Comorbidities Among Hiv/Hcv Coinfected People Who Inject Drugs (PWID): A Retrospective Cohort Study

Author: Kiani G, Alimohammadi A, Amiri N, Raycraft T, Conway B

Theme: Epidemiology & Public Health Research Year: 2017

Hepatitis C Virus (HCV) and Human Immunodeficiency Virus (HIV) infections remain major public health concerns, particularly among co-infected PWID. Relatively few studies have evaluated the prevalence of comorbidities affecting this population, especially as it advances in age. This analysis was conducted to determine the prevalence of comorbidities in this population with the aim of establishing a Total Patient Care (TPC) model to address the medical and psychosocial needs of HIV/HCV co-infected PWID in a comprehensive manner.

The Vancouver Infectious Diseases Centre (VIDC) database, which contains information on all patients receiving HIV and/or HCV care, was used to identify all recent/current PWID (as determined by urine drug screening) co-infected with HIV and HCV. Demographic information was collected along with all documented clinical symptoms and ICD-9 medical diagnoses by retrospective chart review.
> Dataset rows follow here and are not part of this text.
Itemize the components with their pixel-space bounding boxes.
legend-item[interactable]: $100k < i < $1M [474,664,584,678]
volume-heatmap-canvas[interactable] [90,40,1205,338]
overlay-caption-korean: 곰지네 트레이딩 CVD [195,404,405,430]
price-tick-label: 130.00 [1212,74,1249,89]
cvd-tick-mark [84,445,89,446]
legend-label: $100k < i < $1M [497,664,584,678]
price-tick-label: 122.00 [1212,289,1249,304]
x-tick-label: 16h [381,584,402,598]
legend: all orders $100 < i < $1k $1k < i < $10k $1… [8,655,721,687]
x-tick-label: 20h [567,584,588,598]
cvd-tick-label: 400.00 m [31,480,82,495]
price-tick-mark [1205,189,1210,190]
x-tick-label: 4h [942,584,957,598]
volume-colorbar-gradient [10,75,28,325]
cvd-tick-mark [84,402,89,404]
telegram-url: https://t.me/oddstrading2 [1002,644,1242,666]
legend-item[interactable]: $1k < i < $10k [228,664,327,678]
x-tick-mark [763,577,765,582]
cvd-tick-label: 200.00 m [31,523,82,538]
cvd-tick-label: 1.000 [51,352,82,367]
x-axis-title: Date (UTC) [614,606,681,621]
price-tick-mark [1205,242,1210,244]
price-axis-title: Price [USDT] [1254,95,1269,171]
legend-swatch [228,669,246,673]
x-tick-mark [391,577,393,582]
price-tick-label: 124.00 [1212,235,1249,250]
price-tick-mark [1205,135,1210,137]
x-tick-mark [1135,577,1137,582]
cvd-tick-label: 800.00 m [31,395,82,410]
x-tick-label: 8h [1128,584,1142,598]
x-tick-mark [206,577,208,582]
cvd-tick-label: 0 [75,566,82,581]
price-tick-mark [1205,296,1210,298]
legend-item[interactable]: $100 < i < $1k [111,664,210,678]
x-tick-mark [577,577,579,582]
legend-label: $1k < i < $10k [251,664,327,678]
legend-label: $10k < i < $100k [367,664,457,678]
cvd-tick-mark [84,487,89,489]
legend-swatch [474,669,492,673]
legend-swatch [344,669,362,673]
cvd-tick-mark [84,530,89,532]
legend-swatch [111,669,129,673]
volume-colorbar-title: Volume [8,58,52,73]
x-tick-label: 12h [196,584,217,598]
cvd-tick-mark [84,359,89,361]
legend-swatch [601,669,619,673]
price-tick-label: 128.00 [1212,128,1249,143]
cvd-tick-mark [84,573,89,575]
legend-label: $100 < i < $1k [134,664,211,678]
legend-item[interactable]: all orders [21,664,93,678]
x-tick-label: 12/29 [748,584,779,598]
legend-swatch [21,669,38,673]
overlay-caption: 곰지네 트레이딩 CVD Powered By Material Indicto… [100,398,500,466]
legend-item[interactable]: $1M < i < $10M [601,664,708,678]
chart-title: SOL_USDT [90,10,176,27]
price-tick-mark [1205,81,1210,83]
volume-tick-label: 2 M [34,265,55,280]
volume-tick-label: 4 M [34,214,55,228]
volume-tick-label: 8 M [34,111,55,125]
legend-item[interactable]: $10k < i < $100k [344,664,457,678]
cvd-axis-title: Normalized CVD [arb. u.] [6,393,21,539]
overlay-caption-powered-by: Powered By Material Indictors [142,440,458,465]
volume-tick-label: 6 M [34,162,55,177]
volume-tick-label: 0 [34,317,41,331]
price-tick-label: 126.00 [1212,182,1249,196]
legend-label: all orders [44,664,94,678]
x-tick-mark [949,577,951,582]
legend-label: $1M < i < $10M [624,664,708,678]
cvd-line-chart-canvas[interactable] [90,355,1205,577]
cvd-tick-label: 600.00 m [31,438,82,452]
A total of 124 HIV/HCV co-infected PWID were identified (all with viremic HCV infection). Baseline characteristics include: mean age 52.9 years, 85.5% male, 16.9% Indigenous, and 46.0% receiving Opiate Substitution Therapy (OST), 80% with undetectable HIV plasma viral load. Prevalence of comorbidities in this population include: 33.9%psychiatric issues, 31.5% respiratory illnesses, 28.2% dermatological conditions, 26.6% musculoskeletal conditions, 25.8% genitourinary conditions (including other Sexually Transmitted Infections), 21.0% endocrine and metabolic conditions, 19.4% cardiovascular conditions, 17.7% neurological conditions, 16.9% gastrointestinal conditions, 15.3% hepatobiliary conditions, and 8.9% renal conditions. Only 10% had no comorbidities, and 95% had multiple comorbidities.

With the use of successful antiretroviral therapy, the life expectancy of HIV-infected patients is increasing. This also applies to individuals co-infected with HCV, including PWID, who are increasingly being treated for both conditions. As we design multidisciplinary models of care for this unique group of individuals, the majority have significant comorbidities affecting multiple body systems. These will need to be addressed to optimize long-term health and engagement in care.